In practice, this meant hearing from three very different patients, learning about each person’s experience of collaborative care, and how they see excellent care working in the future; these stories were a challenging and powerful reminder of the importance of placing the individual and their experience at the centre of care.

Taking this idea a step further, subsequent presentations spoke about “activating” patients to be more involved in decision-making around their own healthcare, not only through changing professional and patient mindsets, or designing and delivering services which are more responsive to patients’ needs, but also through improving public education and health literacy.

This presents another opportunity for the BGS and its members to offer forward-thinking leadership: if individual patients are encouraged to become “the main decision maker”, what does this mean for older people living with frailty, dementia or cognitive impairment, who may not be able to take on the additional responsibility for themselves, or for their carers?

Advance care planning can be crucial for older people living with complex long-term conditions, but may not be applicable to everyone: if we take the wrong approach, the noble aim of empowering patients could risk becoming more of a burden than an opportunity to some. When thinking about empowering individuals, are we also making sure that our most vulnerable patients have directive support available if and when they need it? Would the issues identified in our recent Fit for Frailty guidance benefit from this approach?

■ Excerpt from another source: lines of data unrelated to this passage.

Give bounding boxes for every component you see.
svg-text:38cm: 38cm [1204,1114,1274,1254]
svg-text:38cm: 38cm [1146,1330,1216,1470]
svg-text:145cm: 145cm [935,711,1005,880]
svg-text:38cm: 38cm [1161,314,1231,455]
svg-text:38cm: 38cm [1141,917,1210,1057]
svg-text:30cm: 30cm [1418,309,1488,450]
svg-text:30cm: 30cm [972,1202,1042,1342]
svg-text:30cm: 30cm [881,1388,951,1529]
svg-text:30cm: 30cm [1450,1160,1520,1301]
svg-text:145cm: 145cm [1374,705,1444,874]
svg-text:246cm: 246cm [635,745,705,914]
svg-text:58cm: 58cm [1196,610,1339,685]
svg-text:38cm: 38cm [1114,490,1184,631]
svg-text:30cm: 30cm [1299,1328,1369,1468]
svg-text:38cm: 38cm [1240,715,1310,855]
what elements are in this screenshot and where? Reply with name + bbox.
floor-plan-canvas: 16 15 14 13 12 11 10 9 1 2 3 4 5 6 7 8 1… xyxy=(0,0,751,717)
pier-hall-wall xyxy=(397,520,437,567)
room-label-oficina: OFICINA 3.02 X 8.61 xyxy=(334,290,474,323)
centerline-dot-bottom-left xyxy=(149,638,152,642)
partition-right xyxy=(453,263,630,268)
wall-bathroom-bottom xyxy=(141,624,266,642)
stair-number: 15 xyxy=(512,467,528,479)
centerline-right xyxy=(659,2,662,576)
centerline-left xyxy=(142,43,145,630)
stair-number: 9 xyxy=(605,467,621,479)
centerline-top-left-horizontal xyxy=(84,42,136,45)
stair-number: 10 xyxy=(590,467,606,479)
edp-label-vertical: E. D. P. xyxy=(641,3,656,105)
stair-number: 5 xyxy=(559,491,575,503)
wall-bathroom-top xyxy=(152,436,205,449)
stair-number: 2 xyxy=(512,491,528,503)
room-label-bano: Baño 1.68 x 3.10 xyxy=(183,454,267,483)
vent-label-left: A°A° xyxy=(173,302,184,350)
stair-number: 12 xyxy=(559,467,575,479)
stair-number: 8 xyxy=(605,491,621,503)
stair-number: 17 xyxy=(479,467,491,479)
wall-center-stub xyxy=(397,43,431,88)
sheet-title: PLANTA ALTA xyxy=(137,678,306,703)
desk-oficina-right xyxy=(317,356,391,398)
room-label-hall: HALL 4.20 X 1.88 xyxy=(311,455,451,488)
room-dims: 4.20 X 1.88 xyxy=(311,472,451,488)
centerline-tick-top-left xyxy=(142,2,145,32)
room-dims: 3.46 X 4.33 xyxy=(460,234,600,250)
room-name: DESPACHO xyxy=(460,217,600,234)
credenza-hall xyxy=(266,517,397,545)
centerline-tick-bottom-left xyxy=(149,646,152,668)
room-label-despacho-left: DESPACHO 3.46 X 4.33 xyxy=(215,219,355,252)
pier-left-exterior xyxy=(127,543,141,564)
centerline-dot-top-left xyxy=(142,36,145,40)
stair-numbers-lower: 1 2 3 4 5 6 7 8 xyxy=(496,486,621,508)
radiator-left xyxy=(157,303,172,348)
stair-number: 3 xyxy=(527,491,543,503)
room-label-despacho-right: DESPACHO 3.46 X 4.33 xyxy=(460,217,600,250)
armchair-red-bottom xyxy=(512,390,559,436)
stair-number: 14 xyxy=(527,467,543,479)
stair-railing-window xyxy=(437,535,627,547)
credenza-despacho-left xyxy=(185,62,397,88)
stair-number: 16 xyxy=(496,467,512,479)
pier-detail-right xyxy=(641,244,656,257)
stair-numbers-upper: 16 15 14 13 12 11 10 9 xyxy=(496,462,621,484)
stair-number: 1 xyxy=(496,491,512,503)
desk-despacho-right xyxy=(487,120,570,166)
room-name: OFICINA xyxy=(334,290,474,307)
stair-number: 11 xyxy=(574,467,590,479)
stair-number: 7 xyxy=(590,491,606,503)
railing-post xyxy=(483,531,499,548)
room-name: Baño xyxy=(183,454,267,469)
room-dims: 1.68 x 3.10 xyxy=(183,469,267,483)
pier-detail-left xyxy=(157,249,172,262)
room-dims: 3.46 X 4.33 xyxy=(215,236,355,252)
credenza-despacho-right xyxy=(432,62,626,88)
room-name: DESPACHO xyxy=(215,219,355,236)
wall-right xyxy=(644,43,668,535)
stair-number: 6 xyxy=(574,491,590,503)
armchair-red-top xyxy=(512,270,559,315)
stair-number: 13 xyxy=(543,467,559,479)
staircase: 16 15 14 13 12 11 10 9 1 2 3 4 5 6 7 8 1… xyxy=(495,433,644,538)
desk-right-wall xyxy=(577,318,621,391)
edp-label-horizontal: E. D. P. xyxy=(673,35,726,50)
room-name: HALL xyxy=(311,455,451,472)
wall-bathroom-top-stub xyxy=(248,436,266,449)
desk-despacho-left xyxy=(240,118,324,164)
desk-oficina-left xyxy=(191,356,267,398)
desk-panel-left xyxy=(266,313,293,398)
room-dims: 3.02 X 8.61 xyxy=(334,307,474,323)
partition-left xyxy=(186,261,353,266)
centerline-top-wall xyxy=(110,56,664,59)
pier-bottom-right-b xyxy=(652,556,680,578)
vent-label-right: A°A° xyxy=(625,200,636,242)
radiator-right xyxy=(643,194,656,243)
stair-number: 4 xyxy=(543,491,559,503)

Of course, the whole point of C4CC is to bring different perspectives together so that questions like these can benefit from insights across the full breadth of health and social care! In our small group discussions, the issue of making the coalition’s aims fit with the needs of older people came up regularly: it was refreshing and encouraging to see people accepting this as a core part of the discussions around collaborative care. There’s a lot of work to be done in turning those discussions and ideas into real-world changes, but we’re very excited to be taking that challenge on as a C4CC partner, and very optimistic about the improvements we can all make through doing so.